To turn on frontend you need to initialize serve script:
cd frontend
npm run serve
API runs on port 8080 by default.
If you host the site locally, you can visit the URL http://localhost:8080.
Accuracy (%) | Precision (%) | Recall (%) | F1-score (%) | |
---|---|---|---|---|
Logistic regression | 64.81% | 64.90% | 64.51% | 64.70% |
SVM | 51.04% | 50.55% | 95.81% | 66.18% |
Random Forest | 70.78% | 70.97% | 70.34% | 70.65% |
KNN | 65.95% | 66.41% | 64.54% | 65.46% |
Gradient Boosting | 67.31% | 67.31% | 67.33% | 67.32% |
XGBoost | 66.87% | 66.87% | 66.87% | 66.87% |
Random Forest is definitely the best one at the moment.

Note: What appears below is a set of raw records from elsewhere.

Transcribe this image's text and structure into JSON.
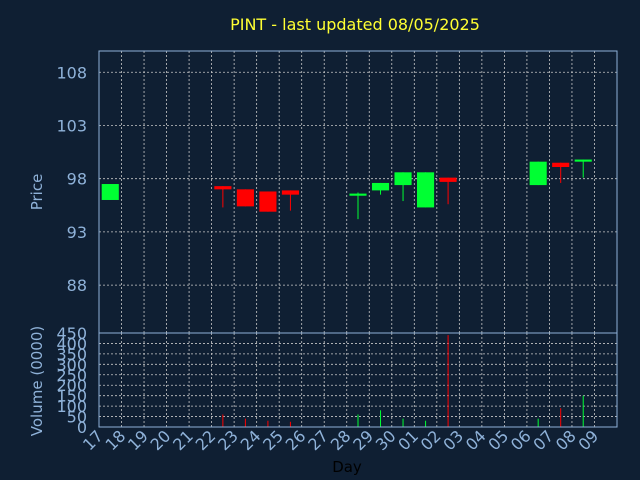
{
  "chart_data": {
    "type": "candlestick",
    "title": "PINT - last updated 08/05/2025",
    "xlabel": "Day",
    "ylabel": "Price",
    "volume_label": "Volume (0000)",
    "price_ylim": [
      83.5,
      110
    ],
    "price_yticks": [
      88,
      93,
      98,
      103,
      108
    ],
    "volume_ylim": [
      0,
      450
    ],
    "volume_yticks": [
      0,
      50,
      100,
      150,
      200,
      250,
      300,
      350,
      400,
      450
    ],
    "x_labels": [
      "17",
      "18",
      "19",
      "20",
      "21",
      "22",
      "23",
      "24",
      "25",
      "26",
      "27",
      "28",
      "29",
      "30",
      "01",
      "02",
      "03",
      "04",
      "05",
      "06",
      "07",
      "08",
      "09"
    ],
    "up_color": "#00ff33",
    "down_color": "#ff0000",
    "candles": [
      {
        "x": "17",
        "open": 96.0,
        "high": 97.5,
        "low": 96.0,
        "close": 97.5,
        "volume": 2
      },
      {
        "x": "22",
        "open": 97.3,
        "high": 97.3,
        "low": 95.3,
        "close": 97.0,
        "volume": 60
      },
      {
        "x": "23",
        "open": 97.0,
        "high": 97.0,
        "low": 95.4,
        "close": 95.4,
        "volume": 40
      },
      {
        "x": "24",
        "open": 96.8,
        "high": 96.8,
        "low": 94.9,
        "close": 94.9,
        "volume": 30
      },
      {
        "x": "25",
        "open": 96.9,
        "high": 96.9,
        "low": 95.0,
        "close": 96.5,
        "volume": 25
      },
      {
        "x": "28",
        "open": 96.4,
        "high": 96.7,
        "low": 94.2,
        "close": 96.6,
        "volume": 60
      },
      {
        "x": "29",
        "open": 96.9,
        "high": 97.6,
        "low": 96.5,
        "close": 97.6,
        "volume": 80
      },
      {
        "x": "30",
        "open": 97.4,
        "high": 98.6,
        "low": 95.9,
        "close": 98.6,
        "volume": 40
      },
      {
        "x": "01",
        "open": 95.3,
        "high": 98.6,
        "low": 95.3,
        "close": 98.6,
        "volume": 30
      },
      {
        "x": "02",
        "open": 98.1,
        "high": 98.1,
        "low": 95.6,
        "close": 97.7,
        "volume": 440
      },
      {
        "x": "06",
        "open": 97.4,
        "high": 99.6,
        "low": 97.4,
        "close": 99.6,
        "volume": 40
      },
      {
        "x": "07",
        "open": 99.5,
        "high": 99.5,
        "low": 97.6,
        "close": 99.1,
        "volume": 90
      },
      {
        "x": "08",
        "open": 99.6,
        "high": 99.8,
        "low": 98.1,
        "close": 99.8,
        "volume": 150
      }
    ]
  }
}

SVM has a very high recall rate, suggesting a problem with excessive false classifications.
Hyperparameter | Value |
---|---|
C | 10 |
max_iter | 1203 |
solver | saga |
Hyperparameter | Value |
---|---|
C | 0.12842116071378784 |
coef0 | 0.006382660838799905 |
gamma | auto |
kernel | poly |
max_iter | 825 |
Hyperparameter | Value |
---|---|
criterion | entropy |
max_depth | 15 |
max_features | log2 |
min_samples_leaf | 7 |
min_samples_split | 4 |
n_estimators | 1000 |
Hyperparameter | Value |
---|---|
algorithm | brute |
leaf_size | 20 |
n_neighbors | 98 |
p | 1 |
weights | uniform |
Hyperparameter | Value |
---|---|
learning_rate | 0.03589451606571555 |
loss | log_loss |
max_depth | 4 |
max_features | log2 |
n_estimators | 936 |
subsample | 0.8033808791659816 |
Hyperparameter | Value |
---|---|
alpha | 10 |
colsample_bytree | 0.6758151134813088 |
eval_metric | rmsle |
grow_policy | lossguide |
lambda | 0.4652332574590495 |
learning_rate | 0.16017846170784672 |
max_depth | 3 |
n_estimators | 316 |
subsample | 0.8 |
Project is built with:
- Jeff Sackmann's ATP data repository
- Scikit-Learn
- Scikit-Optimize
- XGBoost for Python
- Flask
- Vue.js
- Pandas
- NumPy
- Joblib
- Flask-Cors
- Seaborn
- Matplotlib
Inspired by: Ahlem Jouidi's Notebook.
Tennis Predictor by Ziusz is licensed under CC BY-NC-SA 4.0.
Attribution of this project and Jeff Sackmann's repository is required.
Only noncommercial use of this project is permitted.
Adaptations must be shared under the same terms.